It’s 2016 and men only have three forms of contraception— condoms, vasectomy, and the pull out method, which works exactly how it sounds. This is compared to the plethora of options available for women, thus birth control has largely been their responsibility. However, a group of researchers may have identified the necessary compounds to make male birth control pills a reality.
"It would be wonderful to provide couples with a safe alternative because some women cannot take birth control pills," Gunda I. Georg, of the University Of Minnesota, said in a statement.
Georg and her colleagues presented their findings during the American Chemical Society’s (ACS) 251st annual meeting and exposition. The study details how researchers looked at two of Bristol-Myers Squibb’s (BMS) past attempts at creating male oral contraceptives and altered them to make them better. Although the optimal male oral contraceptive remains to be seen, researchers found that modifying the chemical structure of a test compound could affect the substances’ cellular interactions in the body, which, in turn, made the pills more effective.

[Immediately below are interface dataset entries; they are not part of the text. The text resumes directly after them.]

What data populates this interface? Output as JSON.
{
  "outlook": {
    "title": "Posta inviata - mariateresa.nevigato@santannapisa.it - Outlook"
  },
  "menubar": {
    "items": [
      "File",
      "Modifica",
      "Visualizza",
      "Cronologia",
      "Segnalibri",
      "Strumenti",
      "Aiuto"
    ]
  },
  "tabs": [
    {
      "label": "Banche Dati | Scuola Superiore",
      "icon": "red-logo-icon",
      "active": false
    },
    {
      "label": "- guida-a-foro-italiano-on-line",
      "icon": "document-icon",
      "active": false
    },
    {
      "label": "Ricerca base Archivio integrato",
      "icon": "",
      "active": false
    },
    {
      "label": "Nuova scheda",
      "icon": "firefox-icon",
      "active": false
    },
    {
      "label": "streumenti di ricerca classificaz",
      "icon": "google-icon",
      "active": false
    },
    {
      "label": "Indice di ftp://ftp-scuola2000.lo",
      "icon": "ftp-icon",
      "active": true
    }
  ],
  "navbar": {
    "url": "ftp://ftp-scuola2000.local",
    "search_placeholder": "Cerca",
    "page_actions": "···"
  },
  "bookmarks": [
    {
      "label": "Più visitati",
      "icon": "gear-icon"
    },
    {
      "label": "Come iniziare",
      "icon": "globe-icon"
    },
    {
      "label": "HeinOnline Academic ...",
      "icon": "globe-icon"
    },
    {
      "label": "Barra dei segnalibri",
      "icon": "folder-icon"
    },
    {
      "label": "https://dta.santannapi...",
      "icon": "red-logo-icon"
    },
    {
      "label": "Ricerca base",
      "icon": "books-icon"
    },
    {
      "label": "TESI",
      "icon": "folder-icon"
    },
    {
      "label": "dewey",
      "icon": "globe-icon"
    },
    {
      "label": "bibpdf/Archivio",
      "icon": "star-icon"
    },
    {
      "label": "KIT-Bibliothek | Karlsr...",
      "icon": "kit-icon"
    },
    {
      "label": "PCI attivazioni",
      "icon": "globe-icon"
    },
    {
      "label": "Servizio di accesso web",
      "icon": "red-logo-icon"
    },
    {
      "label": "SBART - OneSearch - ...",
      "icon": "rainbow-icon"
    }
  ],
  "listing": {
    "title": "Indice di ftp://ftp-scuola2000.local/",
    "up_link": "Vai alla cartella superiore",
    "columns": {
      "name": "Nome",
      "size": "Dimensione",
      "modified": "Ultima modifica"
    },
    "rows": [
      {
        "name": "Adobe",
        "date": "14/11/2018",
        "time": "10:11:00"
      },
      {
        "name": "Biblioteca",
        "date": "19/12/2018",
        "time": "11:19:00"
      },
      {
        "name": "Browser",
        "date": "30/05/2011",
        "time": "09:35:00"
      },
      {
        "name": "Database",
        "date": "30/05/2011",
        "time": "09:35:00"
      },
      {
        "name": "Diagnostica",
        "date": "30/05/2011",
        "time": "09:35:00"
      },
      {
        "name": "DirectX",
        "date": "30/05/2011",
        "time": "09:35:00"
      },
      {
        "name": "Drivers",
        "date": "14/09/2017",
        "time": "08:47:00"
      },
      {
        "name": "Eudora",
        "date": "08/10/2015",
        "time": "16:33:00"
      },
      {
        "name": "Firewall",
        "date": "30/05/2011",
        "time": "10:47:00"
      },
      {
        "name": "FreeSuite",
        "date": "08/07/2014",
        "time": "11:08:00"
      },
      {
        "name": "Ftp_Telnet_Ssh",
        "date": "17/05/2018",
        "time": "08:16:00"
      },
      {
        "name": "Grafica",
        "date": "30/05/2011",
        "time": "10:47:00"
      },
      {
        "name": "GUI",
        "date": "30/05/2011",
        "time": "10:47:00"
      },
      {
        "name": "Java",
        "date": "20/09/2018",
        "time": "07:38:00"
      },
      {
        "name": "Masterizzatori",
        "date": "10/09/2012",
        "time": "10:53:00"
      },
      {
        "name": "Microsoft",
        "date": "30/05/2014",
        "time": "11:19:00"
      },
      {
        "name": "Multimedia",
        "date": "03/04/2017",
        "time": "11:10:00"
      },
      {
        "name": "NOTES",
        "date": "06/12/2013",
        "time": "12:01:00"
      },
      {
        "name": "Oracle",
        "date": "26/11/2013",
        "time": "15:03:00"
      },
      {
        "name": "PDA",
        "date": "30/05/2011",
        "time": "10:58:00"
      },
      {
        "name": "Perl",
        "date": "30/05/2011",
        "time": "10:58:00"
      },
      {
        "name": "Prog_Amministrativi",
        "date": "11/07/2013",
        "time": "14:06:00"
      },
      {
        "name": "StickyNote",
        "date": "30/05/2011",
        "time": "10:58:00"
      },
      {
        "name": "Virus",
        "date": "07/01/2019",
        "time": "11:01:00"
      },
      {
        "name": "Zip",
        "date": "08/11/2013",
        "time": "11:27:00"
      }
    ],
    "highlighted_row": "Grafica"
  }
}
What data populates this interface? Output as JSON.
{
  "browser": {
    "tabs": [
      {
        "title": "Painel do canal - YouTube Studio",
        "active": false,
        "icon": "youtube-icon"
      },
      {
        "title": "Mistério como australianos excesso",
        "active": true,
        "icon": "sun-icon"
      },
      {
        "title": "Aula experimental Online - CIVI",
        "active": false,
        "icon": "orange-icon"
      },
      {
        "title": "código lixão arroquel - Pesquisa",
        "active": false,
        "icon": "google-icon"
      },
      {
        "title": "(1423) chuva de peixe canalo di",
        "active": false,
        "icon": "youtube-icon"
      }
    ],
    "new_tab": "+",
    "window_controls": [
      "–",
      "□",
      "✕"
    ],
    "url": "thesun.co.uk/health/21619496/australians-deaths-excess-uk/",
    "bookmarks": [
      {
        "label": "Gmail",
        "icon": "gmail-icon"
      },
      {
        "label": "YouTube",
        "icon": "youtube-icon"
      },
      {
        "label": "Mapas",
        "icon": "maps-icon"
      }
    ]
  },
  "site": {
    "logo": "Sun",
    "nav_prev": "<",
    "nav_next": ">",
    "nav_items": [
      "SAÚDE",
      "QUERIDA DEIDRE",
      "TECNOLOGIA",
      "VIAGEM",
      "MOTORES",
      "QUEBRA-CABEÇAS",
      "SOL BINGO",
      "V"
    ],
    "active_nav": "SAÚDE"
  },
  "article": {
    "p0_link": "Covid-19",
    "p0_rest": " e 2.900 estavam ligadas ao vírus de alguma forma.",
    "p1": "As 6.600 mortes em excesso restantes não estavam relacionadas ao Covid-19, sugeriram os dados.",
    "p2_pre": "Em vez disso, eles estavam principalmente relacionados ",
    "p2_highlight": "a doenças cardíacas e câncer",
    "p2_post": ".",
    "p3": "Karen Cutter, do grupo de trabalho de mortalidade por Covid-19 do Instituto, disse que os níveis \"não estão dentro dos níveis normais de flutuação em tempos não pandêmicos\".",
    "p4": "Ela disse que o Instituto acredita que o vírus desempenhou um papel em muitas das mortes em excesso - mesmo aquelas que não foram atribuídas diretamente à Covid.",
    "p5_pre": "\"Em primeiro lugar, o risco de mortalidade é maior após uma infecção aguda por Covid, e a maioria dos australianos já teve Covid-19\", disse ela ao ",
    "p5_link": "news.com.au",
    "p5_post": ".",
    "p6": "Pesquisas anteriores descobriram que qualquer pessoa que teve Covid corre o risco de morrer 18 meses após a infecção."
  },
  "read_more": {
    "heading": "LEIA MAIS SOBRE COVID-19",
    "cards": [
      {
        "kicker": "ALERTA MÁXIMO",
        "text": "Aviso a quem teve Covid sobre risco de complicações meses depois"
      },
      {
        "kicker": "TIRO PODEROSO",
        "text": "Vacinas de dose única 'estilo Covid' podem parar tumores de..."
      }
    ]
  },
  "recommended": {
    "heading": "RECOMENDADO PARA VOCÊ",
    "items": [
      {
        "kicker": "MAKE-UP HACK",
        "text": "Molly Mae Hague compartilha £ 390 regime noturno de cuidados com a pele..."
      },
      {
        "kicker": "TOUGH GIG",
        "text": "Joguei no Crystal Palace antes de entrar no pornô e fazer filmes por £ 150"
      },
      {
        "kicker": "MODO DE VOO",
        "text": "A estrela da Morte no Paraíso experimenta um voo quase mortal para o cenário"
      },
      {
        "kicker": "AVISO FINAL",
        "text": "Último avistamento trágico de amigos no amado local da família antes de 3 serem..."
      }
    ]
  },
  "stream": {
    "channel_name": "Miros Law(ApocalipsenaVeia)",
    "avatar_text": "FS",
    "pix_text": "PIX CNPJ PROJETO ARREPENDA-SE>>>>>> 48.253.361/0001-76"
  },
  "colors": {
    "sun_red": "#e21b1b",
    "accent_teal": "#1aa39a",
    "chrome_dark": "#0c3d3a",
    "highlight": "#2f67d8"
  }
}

The first attempt from BMS was a test compound that was good at inhibiting fertility in men but wasn’t soluble, or able to be dissolved in water, so it couldn’t be taken orally. Although effective and promising, it was considered a drawback because it was inconvenient. “No one wants to inject themselves with a needle once a day or once a week for most of their lives," said graduate student Jillian Kyzer.
BMS’ second attempt at oral contraception for men was another, actually soluble compound; however, the molecule was all over the place when it came to cellular targets. This means that in addition to interacting with a gene involved in male fertility, known as the retinoic acid receptor-α, it also affects two other retinoic acid receptors not related to fertility. Targeting both genes could result in adverse side effects.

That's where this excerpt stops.